BMC Bioinformatics. 2017 Oct 24;18(1):460. doi: 10.1186/s12859-017-1874-7.
Detection of important functional and/or structural elements and identification of their positions in a large eukaryotic genomic sequence are an active research area. Gene is an important functional and structural unit of DNA. The computation of gene prediction is, therefore, very essential for detailed genome annotation.

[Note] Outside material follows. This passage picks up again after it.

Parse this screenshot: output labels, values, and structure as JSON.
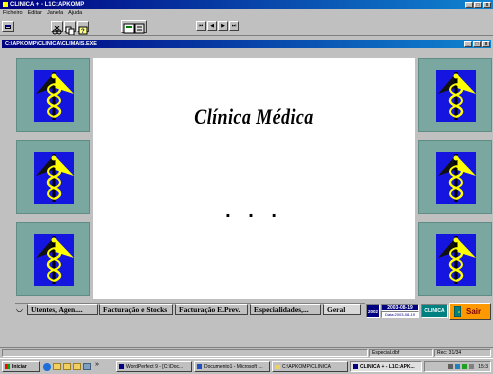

In this paper, we propose a new gene prediction technique based on Genetic Algorithm (GA) to determine the optimal positions of exons of a gene in a chromosome or genome. The correct identification of the coding and non-coding regions is difficult and computationally demanding. The proposed genetic-based method, named Gene Prediction with Genetic Algorithm (GPGA), reduces this problem by searching only one exon at a time instead of all exons along with its introns. This representation carries a significant advantage in that it breaks the entire gene-finding problem into a number of smaller sub-problems, thereby reducing the computational complexity. We tested the performance of the GPGA with existing benchmark datasets and compared the results with well-known and relevant techniques. The comparison shows the better or comparable performance of the proposed method. We also used GPGA for annotating the human chromosome 21 (HS21) using cross-species comparisons with the mouse orthologs.
It was noted that the GPGA predicted true genes with better accuracy than other well-known approaches.
在大型真核生物基因组序列中检测重要的功能和/或结构元件并确定它们的位置是一个活跃的研究领域。基因是DNA重要的功能和结构单元。因此,基因预测的计算对于详细的基因组注释非常重要。
在本文中,我们提出了一种基于遗传算法(GA)的新基因预测技术,以确定基因外显子在染色体或基因组中的最佳位置。正确识别编码区和非编码区既困难又对计算要求很高。所提出的基于遗传的方法,称为遗传算法基因预测(GPGA),通过一次仅搜索一个外显子而不是连同其内含子一起搜索所有外显子来减少这个问题。这种表示具有显著优势,因为它将整个基因发现问题分解为许多较小的子问题,从而降低了计算复杂度。我们使用现有的基准数据集测试了GPGA的性能,并将结果与知名且相关的技术进行了比较。比较结果表明所提出方法具有更好或相当的性能。我们还使用GPGA通过与小鼠直系同源基因的跨物种比较来注释人类21号染色体(HS21)。
值得注意的是,GPGA预测真实基因的准确性优于其他知名方法。